15. Section 179 of the Indian Contract Act provides that where a person pledges goods in which he has only a limited interest, the pledge is valid only to the extent of that interest.
16. Thus, on a plain reading of the provisions set out above, it is clear that so far as the law in India is concerned, shares are movable property. In India shares are goods within the meaning of the Sale of Goods Act. The provisions of the Sale of Goods Act and the Indian Contract Act would apply to a transaction of sale of shares also. Even in respect of transactions of sale of shares the doctrine of nemo dat quid non habet applies, subject to the exceptions laid down in Section 27 of the Sale of Goods Act. Also the provisions regarding pledge of goods under the Indian Contract Act would apply even to a pledge of shares. Under Section 176 of the Indian Contract Act the only right of a pawnee is to retain the goods or to sell them after giving to the pawnor notice. The right to sell arises only if there is default in payment or performance. Any sale, in cases where there is no default or. without notice would be void. Under Section 179 of the Indian Contract Act, the pawnee may create a sub-pledge. But in such cases the only right of the sub-pawnee would be to step into the shoes of the pawnee. Now, let us see whether the authorities cited across the Bar lay down anything different.

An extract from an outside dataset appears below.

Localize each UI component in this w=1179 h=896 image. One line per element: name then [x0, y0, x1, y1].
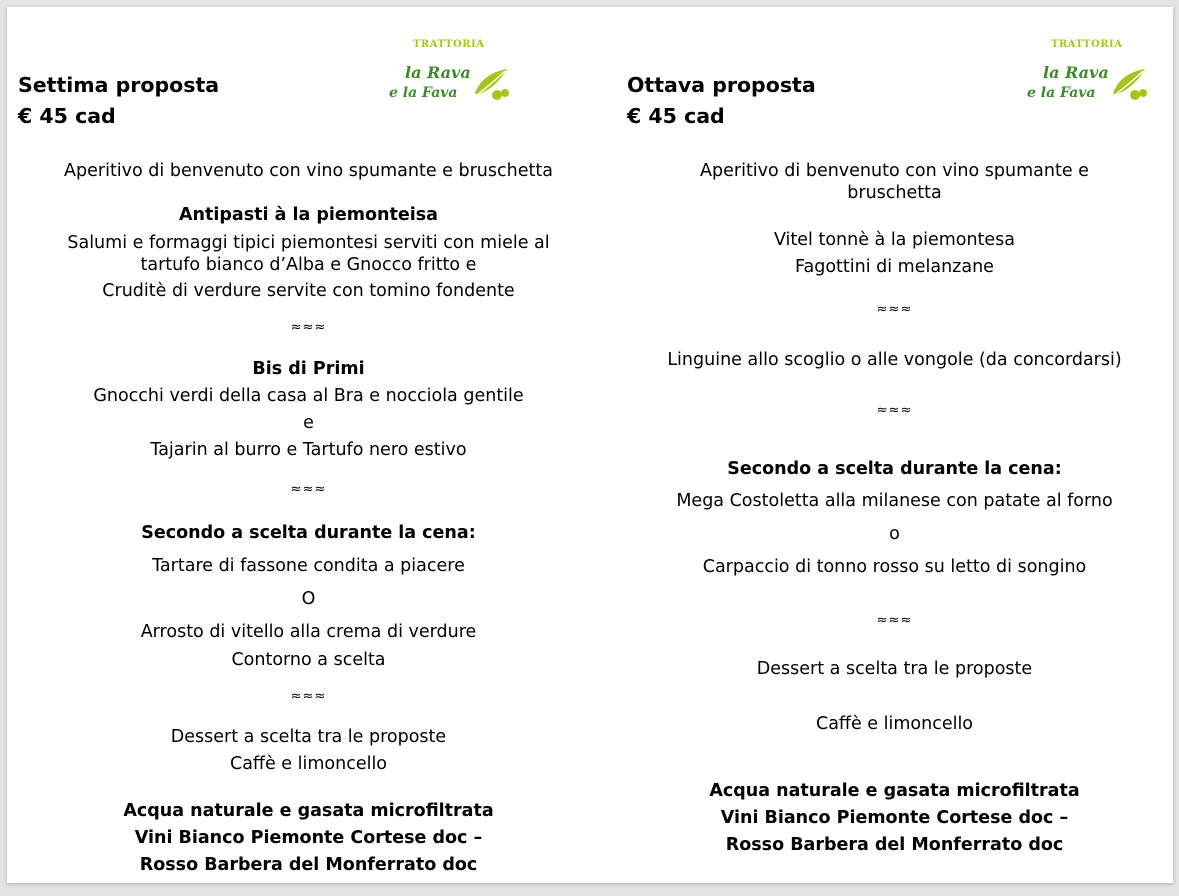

18. On behalf of the petitioners, reliance was also placed upon the authority in the case of Belgaum Pioneer Urban Co-operative Credit Bank Ltd. v. Sripadangalavaru Swamiji, AIR 1962 Mys. 48. In this case, it was held that the pledgee has got only a right to retain possession of the goods pledged till the money borrowed is repaid. It is held that the pledgee is not a transferee of the goods pledged and that the moment tbat money is repaid, the pawncr is entitled to the return of the goods pledged. In this case, it is held that it is immaterial in whose hands the goods pledged are on the date when the money borrowed is fully discharged. It is held that throughout the entire period of the pledge, the pawnor continues to be the owner of the goods pledged and the juridical possession also continues to be with him. It is held that the pawnee merely retains the physical possession of the goods or in other words, he is merely in custody of the goods. In this case, it is held that even though there may be sub-pledge, once the amounts are repaid the sub-pawnee loses all rights in the property pledged because the title of the sub-pawnee is a precarious title which is dependent on the title of the pawnee.